This is a picture of Stephen Wainwright, Chief Executive (Pou Whakahaere) of Creative New Zealand. Here is his statement:

“As a young nation at the bottom of the Pacific Ocean our arts help to illustrate our lives with new layers of meaning and fresh perspectives… life is personal and experiencing great art makes life better.”

[link]

He probably does not know what he is doing because he is at the bottom of the Pacific Ocean.

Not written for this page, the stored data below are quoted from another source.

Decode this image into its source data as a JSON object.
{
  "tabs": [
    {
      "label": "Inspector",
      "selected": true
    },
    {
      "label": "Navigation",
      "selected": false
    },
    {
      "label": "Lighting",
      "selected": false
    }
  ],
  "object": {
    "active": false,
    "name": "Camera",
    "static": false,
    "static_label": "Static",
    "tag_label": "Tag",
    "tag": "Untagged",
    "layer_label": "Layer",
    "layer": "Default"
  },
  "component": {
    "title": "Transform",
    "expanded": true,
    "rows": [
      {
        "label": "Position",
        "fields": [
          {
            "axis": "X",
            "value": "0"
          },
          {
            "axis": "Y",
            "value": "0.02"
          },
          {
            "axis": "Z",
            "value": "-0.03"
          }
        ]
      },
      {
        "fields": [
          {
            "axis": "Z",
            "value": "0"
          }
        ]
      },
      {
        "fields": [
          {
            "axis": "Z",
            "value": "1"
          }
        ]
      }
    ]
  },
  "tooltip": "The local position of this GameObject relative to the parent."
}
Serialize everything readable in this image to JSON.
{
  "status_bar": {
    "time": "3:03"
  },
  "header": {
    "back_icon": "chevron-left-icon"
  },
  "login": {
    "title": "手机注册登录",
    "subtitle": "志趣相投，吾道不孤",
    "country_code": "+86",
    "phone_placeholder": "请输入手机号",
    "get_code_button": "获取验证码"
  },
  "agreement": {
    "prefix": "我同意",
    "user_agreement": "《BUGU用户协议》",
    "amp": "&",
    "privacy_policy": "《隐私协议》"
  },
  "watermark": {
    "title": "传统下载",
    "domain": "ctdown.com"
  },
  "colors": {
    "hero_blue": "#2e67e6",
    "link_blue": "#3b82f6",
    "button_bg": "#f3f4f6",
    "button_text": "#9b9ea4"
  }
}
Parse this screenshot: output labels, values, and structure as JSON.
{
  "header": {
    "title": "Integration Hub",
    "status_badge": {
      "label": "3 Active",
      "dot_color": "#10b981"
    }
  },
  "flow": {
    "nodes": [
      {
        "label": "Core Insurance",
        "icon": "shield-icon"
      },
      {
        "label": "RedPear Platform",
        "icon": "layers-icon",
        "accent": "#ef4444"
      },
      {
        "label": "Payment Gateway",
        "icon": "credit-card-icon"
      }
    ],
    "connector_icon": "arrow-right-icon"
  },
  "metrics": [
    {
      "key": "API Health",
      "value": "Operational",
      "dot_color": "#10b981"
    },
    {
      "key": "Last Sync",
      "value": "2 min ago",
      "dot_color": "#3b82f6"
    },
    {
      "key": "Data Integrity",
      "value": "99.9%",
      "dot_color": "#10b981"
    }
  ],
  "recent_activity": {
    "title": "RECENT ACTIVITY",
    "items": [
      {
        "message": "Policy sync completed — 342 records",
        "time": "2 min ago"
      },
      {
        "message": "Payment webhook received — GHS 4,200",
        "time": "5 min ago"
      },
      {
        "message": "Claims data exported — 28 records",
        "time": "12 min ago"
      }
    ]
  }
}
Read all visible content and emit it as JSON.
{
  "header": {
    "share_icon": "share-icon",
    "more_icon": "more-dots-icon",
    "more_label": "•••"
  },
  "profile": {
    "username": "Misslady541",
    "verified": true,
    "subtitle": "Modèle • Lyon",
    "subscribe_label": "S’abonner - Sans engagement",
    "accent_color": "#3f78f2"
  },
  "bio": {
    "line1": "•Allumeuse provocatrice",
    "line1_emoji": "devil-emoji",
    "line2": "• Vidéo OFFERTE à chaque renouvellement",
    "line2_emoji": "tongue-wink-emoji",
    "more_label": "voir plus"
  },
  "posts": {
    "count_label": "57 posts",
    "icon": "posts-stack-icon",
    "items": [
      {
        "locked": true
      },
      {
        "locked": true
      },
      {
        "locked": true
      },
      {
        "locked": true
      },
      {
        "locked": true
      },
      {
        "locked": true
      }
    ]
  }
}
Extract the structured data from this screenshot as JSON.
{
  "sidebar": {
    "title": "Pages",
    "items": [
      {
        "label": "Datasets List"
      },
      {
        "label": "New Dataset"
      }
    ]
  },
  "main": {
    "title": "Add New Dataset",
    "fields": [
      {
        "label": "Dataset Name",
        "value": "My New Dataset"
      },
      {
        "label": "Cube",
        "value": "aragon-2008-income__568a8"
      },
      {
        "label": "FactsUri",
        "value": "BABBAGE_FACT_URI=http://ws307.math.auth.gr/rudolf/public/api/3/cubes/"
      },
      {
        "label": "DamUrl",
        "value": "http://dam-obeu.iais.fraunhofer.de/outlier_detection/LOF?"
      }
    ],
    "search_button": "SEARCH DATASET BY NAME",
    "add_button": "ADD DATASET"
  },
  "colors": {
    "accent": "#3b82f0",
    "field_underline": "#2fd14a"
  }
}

Why would Creative New Zealand destroy Downstage? This is really the topic of my doctoral research. Along the way I will be interested in and my research will intersect with the stories that we as New Zealanders tell ourselves and others. Here are a few:

  1. to tell our own stories in our own words is a cultural and artistic objective;
  2. New Zealand is a young nation;
  3. losing things like your memory is probably beneficial in the long term – if you were meant to keep your memory you’d remember;
  4. loss – like Downstage closing – is natural and inevitable;
  5. from the kind of loss that is inevitable comes the new – this is how nature works;
  6. the principle of competition is also natural;
  7. sport and business and art are all natural activities in so far as they are competitive;
  8. politics is an exception to competition, because it is based on PR, therefore opportunism, expediency and lies;
  9. you pour water into a cracked vessel because you too are a cracked vessel – a cracked vessel does not constitute a threat;
  10. one day New Zealand will finally be able to take its place on the world stage;
  11. you can only contribute to society by success;
  12. wearing a red poppy on Armistice Day (11 November) is part of our national identity – not to promote tall poppy syndrome, or its effects.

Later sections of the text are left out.